En la nota del 2012, La búsqueda del liderazgo perdido, señalaba que debíamos escoger para representarnos solo aquellas personas con conocimiento, tradición y tiempo de añejamiento, no en la política sino en lo que hace con su vida. Que verificáramos su trayectoria y aportes a sus comunidades. No escoger recién llegados sin larga tradición en sus propios campos de actividad. Pedir referencias, investigarlos bien. No dar un cheque en blanco a alguien desconocido. Ser más profundo y crítico en las apreciaciones. Oír sus intervenciones y tratar de sopesar la sinceridad de su discurso y su amor por este país.
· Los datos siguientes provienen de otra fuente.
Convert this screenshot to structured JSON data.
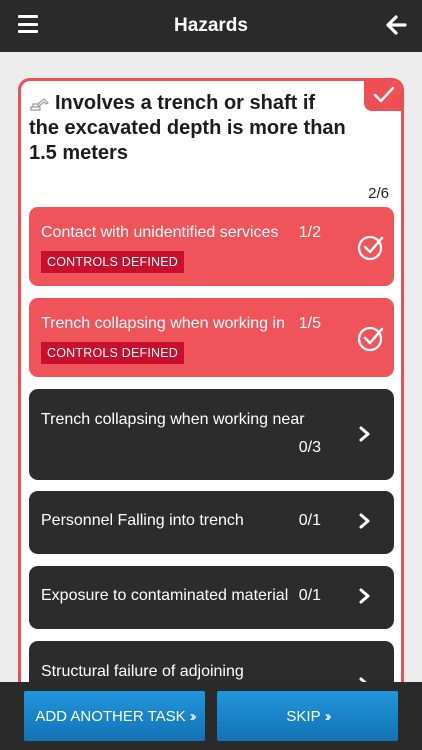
{
  "header": {
    "title": "Hazards"
  },
  "task": {
    "title": "Involves a trench or shaft if the excavated depth is more than 1.5 meters",
    "counter": "2/6"
  },
  "hazards": [
    {
      "label": "Contact with unidentified services",
      "count": "1/2",
      "status": "CONTROLS DEFINED"
    },
    {
      "label": "Trench collapsing when working in",
      "count": "1/5",
      "status": "CONTROLS DEFINED"
    },
    {
      "label": "Trench collapsing when working near",
      "count": "0/3"
    },
    {
      "label": "Personnel Falling into trench",
      "count": "0/1"
    },
    {
      "label": "Exposure to contaminated material",
      "count": "0/1"
    },
    {
      "label": "Structural failure of adjoining"
    }
  ],
  "footer": {
    "add_task": "ADD ANOTHER TASK",
    "skip": "SKIP"
  },
  "colors": {
    "header": "#2a2a2a",
    "accent": "#ee4f55",
    "completed": "#f0545b",
    "pending": "#2c2c2c",
    "badge": "#c8102e",
    "button": "#1a84cc"
  },
  "icons": {
    "menu": "hamburger-menu-icon",
    "back": "arrow-left-icon",
    "done": "check-circle-icon",
    "next": "chevron-right-icon",
    "task": "excavator-icon"
  }
}
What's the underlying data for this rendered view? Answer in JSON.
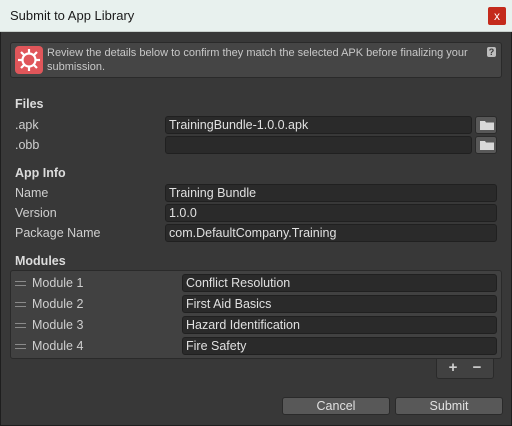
{
  "window": {
    "title": "Submit to App Library",
    "close_label": "x"
  },
  "info": {
    "text": "Review the details below to confirm they match the selected APK before finalizing your submission.",
    "help_label": "?"
  },
  "files": {
    "header": "Files",
    "apk_label": ".apk",
    "apk_value": "TrainingBundle-1.0.0.apk",
    "obb_label": ".obb",
    "obb_value": ""
  },
  "app_info": {
    "header": "App Info",
    "name_label": "Name",
    "name_value": "Training Bundle",
    "version_label": "Version",
    "version_value": "1.0.0",
    "package_label": "Package Name",
    "package_value": "com.DefaultCompany.Training"
  },
  "modules": {
    "header": "Modules",
    "items": [
      {
        "label": "Module 1",
        "value": "Conflict Resolution"
      },
      {
        "label": "Module 2",
        "value": "First Aid Basics"
      },
      {
        "label": "Module 3",
        "value": "Hazard Identification"
      },
      {
        "label": "Module 4",
        "value": "Fire Safety"
      }
    ],
    "add_label": "+",
    "remove_label": "−"
  },
  "buttons": {
    "cancel": "Cancel",
    "submit": "Submit"
  }
}
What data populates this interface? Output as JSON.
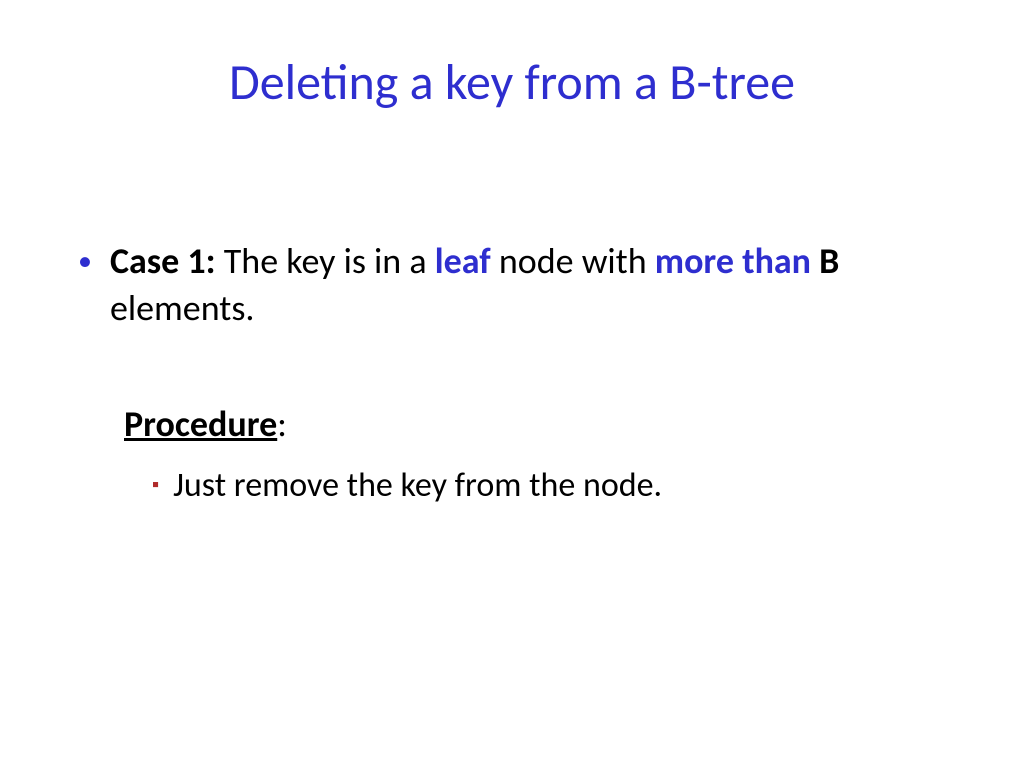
{
  "title": "Deleting a key from a B-tree",
  "case": {
    "label": "Case 1:",
    "pre": "  The key is in a ",
    "hl1": "leaf",
    "mid": " node with ",
    "hl2": "more than",
    "sp": " ",
    "hl3": "B",
    "post": " elements."
  },
  "procedure": {
    "label": "Procedure",
    "colon": ":",
    "item": "Just remove the key from the node."
  }
}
Hoy agrego otra más: ni siquiera considerar a nadie que no haya trabajado, que no haya tenido un jefe, que no haya vivido ni enfrentado al mundo. Que no se sientan discriminados los jóvenes. Nunca he sabido de nadie que se haya operado un tumor en la cabeza con un medico recién graduado. Eso no significa que los médicos jóvenes recién graduados sean malos, significa que deben seguir aprendiendo hasta alcanzar la excelencia en sus ejecutorias profesionales. Y eso solo lo da el tiempo y la experiencia. La práctica contra natura ha sido profundamente dañina en estos últimos años para Venezuela.
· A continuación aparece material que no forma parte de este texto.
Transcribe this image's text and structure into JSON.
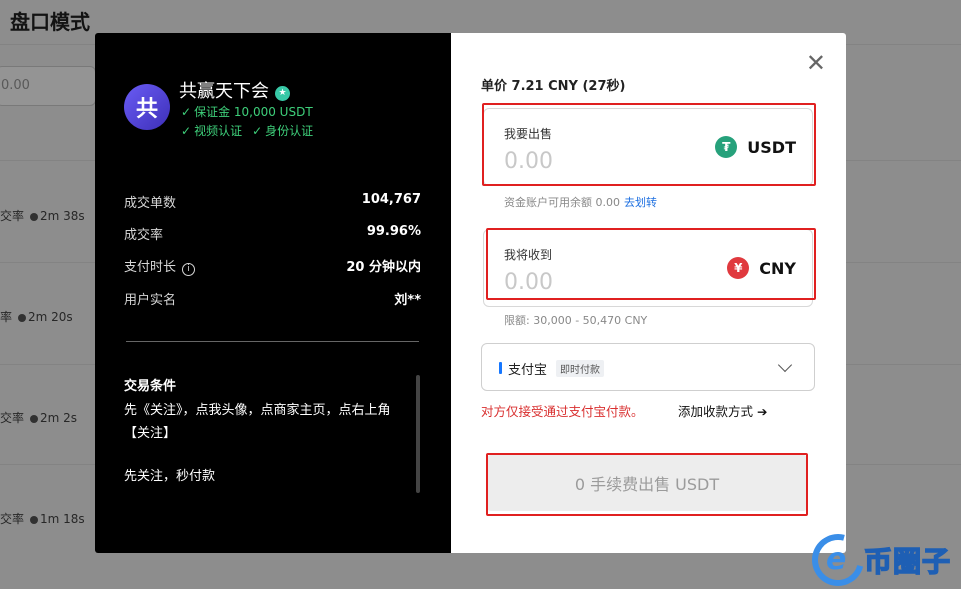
{
  "background": {
    "page_title": "盘口模式",
    "input_value": "0.00",
    "rows": [
      {
        "rate_label": "交率",
        "time": "2m 38s"
      },
      {
        "rate_label": "率",
        "time": "2m 20s"
      },
      {
        "rate_label": "交率",
        "time": "2m 2s"
      },
      {
        "rate_label": "交率",
        "time": "1m 18s"
      }
    ]
  },
  "merchant": {
    "avatar_text": "共",
    "name": "共赢天下会",
    "deposit": "保证金 10,000 USDT",
    "video_verified": "视频认证",
    "id_verified": "身份认证"
  },
  "stats": [
    {
      "label": "成交单数",
      "value": "104,767"
    },
    {
      "label": "成交率",
      "value": "99.96%"
    },
    {
      "label": "支付时长",
      "value": "20 分钟以内"
    },
    {
      "label": "用户实名",
      "value": "刘**"
    }
  ],
  "terms": {
    "title": "交易条件",
    "text": "先《关注》，点我头像，点商家主页，点右上角【关注】",
    "text2": "先关注，秒付款"
  },
  "order": {
    "price_line": "单价 7.21 CNY (27秒)",
    "sell": {
      "label": "我要出售",
      "value": "0.00",
      "currency": "USDT",
      "coin_glyph": "₮"
    },
    "balance_note": "资金账户可用余额 0.00",
    "transfer_link": "去划转",
    "receive": {
      "label": "我将收到",
      "value": "0.00",
      "currency": "CNY",
      "coin_glyph": "¥"
    },
    "limit_note": "限额: 30,000 - 50,470 CNY",
    "payment_method": "支付宝",
    "payment_tag": "即时付款",
    "warning": "对方仅接受通过支付宝付款。",
    "add_method": "添加收款方式 ➔",
    "submit_label": "0 手续费出售 USDT"
  },
  "watermark": {
    "text": "币圈子"
  },
  "colors": {
    "accent_green": "#3ecf7a",
    "warning_red": "#d93030",
    "link_blue": "#1d6fe0",
    "frame_red": "#e02020"
  }
}
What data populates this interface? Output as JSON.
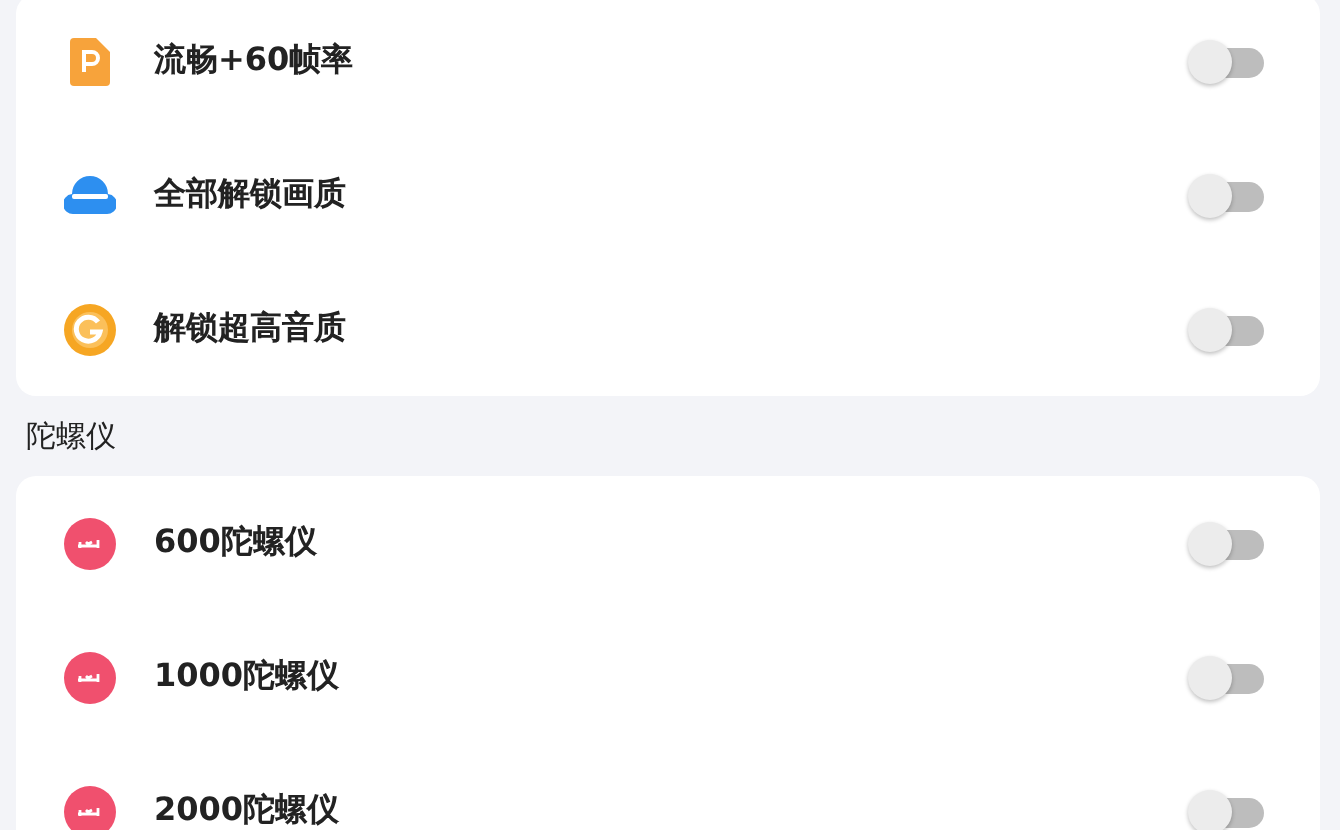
{
  "sections": [
    {
      "items": [
        {
          "label": "流畅+60帧率",
          "kind": "document",
          "on": false
        },
        {
          "label": "全部解锁画质",
          "kind": "cloud",
          "on": false
        },
        {
          "label": "解锁超高音质",
          "kind": "coin",
          "on": false
        }
      ]
    },
    {
      "title": "陀螺仪",
      "items": [
        {
          "label": "600陀螺仪",
          "kind": "gyro",
          "on": false
        },
        {
          "label": "1000陀螺仪",
          "kind": "gyro",
          "on": false
        },
        {
          "label": "2000陀螺仪",
          "kind": "gyro",
          "on": false
        }
      ]
    }
  ]
}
Hoy estamos en una época de definiciones. Ya es hora que una nueva casta de líderes aparezca para conducir una nueva era de progreso y bienestar. No me preocupa que no hayan entrado a la escena todavía porque sé que aparecerán en el momento preciso y oportuno. Me preocupa que los anteriores, que ya tuvieron su oportunidad y aprovechándose de esa situación, estén tratando de ocupar sus lugares cuando fueron los principales responsables directos e indirectos de toda esta tragedia, lo que hace que el cambio necesario que se debe gestar pueda resultar en todo un fracaso. Evitemos que eso ocurra…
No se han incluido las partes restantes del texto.